Member Savings Hit 12-Month Low
Credit union members put away less money in savings during August.
Analysis by CUNA shows savings balances at credit unions decreased 0.9% in August, the slowest growth rate in the past year. For the year, savings are up 1.6%, said CUNA's Economics and Statistics department, and now stand at $583.6 billion, up from $566.9 billion one year earlier.
CUNA VP-Economics & Statistics Mike Schenk credited the "super slow savings growth" to three factors: the fact most Americans are not good savers; credit union pricing on certificates has trailed banks' pricing (although CU savings rates are slightly higher), and increases in market rates have changed yields on money market accounts. Even with the lower rates, certificates were the only savings category to increase at credit unions, up 1.6%.

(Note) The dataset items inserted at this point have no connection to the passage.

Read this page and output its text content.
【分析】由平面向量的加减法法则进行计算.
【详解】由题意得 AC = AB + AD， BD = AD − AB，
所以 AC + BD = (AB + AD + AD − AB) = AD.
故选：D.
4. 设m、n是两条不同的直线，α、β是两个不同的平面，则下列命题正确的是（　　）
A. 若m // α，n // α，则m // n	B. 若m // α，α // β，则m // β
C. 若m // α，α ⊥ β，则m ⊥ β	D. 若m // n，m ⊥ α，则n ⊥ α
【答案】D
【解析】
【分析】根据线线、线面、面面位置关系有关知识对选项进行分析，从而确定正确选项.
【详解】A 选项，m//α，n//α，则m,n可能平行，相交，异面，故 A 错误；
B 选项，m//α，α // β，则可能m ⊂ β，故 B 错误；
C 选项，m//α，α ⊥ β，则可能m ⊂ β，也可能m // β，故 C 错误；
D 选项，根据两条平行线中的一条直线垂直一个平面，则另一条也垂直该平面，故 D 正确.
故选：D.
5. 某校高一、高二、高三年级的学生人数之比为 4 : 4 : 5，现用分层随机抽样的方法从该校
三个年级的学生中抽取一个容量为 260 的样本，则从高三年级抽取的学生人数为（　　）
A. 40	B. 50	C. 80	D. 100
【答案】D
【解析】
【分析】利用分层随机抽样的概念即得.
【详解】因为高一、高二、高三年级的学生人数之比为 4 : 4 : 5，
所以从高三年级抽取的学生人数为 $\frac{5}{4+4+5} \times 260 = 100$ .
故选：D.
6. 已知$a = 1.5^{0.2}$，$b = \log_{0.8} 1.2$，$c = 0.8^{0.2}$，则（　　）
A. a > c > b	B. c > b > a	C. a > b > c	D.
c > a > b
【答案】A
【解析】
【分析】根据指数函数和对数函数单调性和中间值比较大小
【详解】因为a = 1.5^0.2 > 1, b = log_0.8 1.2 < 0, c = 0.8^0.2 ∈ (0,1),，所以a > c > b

"With almost all of savings growth typically happening in the first half of the year, we don't expect to see a huge savings growth for the rest of the year," said Schenk.
Meanwhile, lending was up 1.7% during August and 7.9% for year-to-date, with loan balances at CUs at $462.7 billion. Leading the way on the loan side of the balance sheet were new auto loans, up 3.3% and representing 17.8% of total loans outstanding, compared with 17.1% in August 2004.
"It's a bit of a relief that credit union new auto loans have grown relatively quickly," Schenk said. "Credit unions are more easily able to compete with loans prices with the large automakers offering employee pricing instead of 0% financing."
According to CUNA, versus one year earlier, loans were up 10.5%, pushing the industry average loan-to-share ratio to 79.3%.